3. Weight by pension amount

In real life your systems may not be able to accommodate relevance, in which case I suggest just weight your analysis by pension amount13.

People (including me) sometimes worry about abnormally large pensions distorting the results but this hasn’t been a problem in practice:

  • The variance will capture concentration.
  • UK DB pensions have been capped by regulation for such a long time now that extremely large pensions no longer exist.

It boils down to how you want to distribute your errors:

Average liability for lives vs amounts Average liability for lives vs amounts

If it’s a choice between lives and amounts-weighted then, while both are ‘wrong’, the amounts-weighted is safer in a DB pensions context if your objective is to value liabilities.

Insight 19. Prefer amounts-weighted to lives-weighted log-likelihood

For DB pensioner mortality analysis, prefer statistics weighted by pension amount over lives-weighted.

When there is a lot of experience data it won’t matter; when there is only a little it will mitigate biased liability value estimates.

[All mortality insights]

Conclusion

If you believe

  • what matters is valuing liabilities correctly (as opposed to developing models that are good in some abstract sense),

  • relevance of mortality experience varies by pension amount, and

  • the variation in pension plan mortality can be parametrised primarily in one dimension as heavy vs light mortality,

then I think you should be using weighted log-likelihood when assessing base mortality for DB pensioners.

End of this series

This is the final article on my series on base mortality modelling in relation to DB pension plans.

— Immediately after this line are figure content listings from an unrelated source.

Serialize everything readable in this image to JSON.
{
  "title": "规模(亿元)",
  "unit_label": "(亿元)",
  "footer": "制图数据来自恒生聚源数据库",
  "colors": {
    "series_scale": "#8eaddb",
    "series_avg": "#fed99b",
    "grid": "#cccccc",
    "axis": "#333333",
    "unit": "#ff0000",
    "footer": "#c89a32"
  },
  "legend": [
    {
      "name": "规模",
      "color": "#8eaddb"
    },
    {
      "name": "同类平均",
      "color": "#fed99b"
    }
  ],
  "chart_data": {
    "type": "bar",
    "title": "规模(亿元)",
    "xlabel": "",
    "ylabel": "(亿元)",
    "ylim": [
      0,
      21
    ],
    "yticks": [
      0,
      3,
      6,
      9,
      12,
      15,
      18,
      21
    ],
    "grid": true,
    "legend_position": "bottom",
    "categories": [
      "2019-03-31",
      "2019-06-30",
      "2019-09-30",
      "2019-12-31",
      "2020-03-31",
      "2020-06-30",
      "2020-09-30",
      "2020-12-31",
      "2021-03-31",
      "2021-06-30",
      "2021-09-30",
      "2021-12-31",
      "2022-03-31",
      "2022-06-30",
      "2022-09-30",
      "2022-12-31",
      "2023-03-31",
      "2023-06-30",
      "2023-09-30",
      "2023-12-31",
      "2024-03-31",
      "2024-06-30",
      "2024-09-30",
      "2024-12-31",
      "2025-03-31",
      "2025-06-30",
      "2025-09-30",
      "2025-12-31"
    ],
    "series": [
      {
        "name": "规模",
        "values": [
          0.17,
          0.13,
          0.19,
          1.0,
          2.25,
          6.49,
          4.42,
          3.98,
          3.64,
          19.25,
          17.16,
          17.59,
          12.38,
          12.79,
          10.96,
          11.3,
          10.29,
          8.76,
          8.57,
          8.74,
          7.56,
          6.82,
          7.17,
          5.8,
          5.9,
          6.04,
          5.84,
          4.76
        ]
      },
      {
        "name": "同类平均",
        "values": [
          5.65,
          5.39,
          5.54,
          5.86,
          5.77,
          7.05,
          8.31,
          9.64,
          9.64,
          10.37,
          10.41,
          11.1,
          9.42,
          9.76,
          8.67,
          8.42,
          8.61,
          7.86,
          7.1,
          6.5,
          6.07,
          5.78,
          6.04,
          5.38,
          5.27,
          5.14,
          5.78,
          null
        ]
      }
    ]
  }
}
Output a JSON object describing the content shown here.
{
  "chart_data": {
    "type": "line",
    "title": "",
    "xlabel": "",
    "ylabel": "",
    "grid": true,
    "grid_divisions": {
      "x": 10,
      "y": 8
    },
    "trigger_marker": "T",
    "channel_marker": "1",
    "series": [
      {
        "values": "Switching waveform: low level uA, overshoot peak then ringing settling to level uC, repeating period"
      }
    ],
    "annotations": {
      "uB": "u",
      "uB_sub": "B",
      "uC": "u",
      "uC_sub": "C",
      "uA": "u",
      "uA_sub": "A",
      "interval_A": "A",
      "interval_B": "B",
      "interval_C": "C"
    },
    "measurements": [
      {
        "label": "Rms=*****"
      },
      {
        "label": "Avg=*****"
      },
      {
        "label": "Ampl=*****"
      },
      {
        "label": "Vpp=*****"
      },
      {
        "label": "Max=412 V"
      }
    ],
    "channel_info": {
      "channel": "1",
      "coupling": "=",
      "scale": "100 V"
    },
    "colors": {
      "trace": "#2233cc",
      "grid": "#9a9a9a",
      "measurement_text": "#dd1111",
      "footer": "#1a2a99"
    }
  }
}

I hope you’ve found some of it interesting or even useful.

There will be more to come on mortality generally and other things too.


  1. It is a linguistic convention that we use ‘reliability’ in an engineering context and ‘mortality’ in a biological context. 

  2. It isn’t – try Googling the testing of Challenger Space Shuttle o-rings, Volkswagen diesel emissions or Grenfell Tower cladding. 

  3. If \(d(a,b)\) is a metric then \(r_a^b= \exp\{-d(a,b)\}\) is a relevance. And the simplest metric is \(\big|b-a\big|\)

  4. For instance, this is how the CMI adjusted its Mortality Projections Model to cope with COVID-affected mortality experience. I note that the debate then was essentially over the degree of relevance, not whether adjusting for relevance was wrong. 

  5. In the same way that it would be unreasonable to assume that the mortality experience of all 800 million humans over age 65 is 100% relevant – nominative determinism is not statistics. 

  6. Model selection (e.g. using the AIC) will still be affected because it would be determined by lives affected, not liability impact, although I suspect that the difference in most cases is second order. 

  7. Obvious because (a) results should be independent of units, (b) ratios are the simplest dimensionless means of comparison and (c) measuring distance requires taking differences. Hence use logarithms. 

  8. This follows from the properties of relevance, i.e.

    • 100% self-relevance, i.e. \(r_{it}^{it}=1\),
    • symmetry, i.e. \(r_{it}^{ju}= r_{ju}^{it}\), and
    • consistency, i.e. \(r_{it}^{kv} \ge r_{it}^{ju} \cdot r_{ju}^{kv}\).

  9. Because this is a partition, we can use the same label for experience and valuation data. 

  10. I haven’t shown the maths, but this follows direct from the equations in Insights 15 and 16

  11. The answer may well be that the nature of the problem means that the a priori belief is all experience data is 100% relevant to all individuals and the time scale is such that time-relevance does not need to be allowed for. 

  12. This is closely related to the expert fallacy, which is:

    I can’t define the process I will use but I am confident that I can get the right answer if I personally review every case.’ 

  13. A lot of systems can’t weight by anything.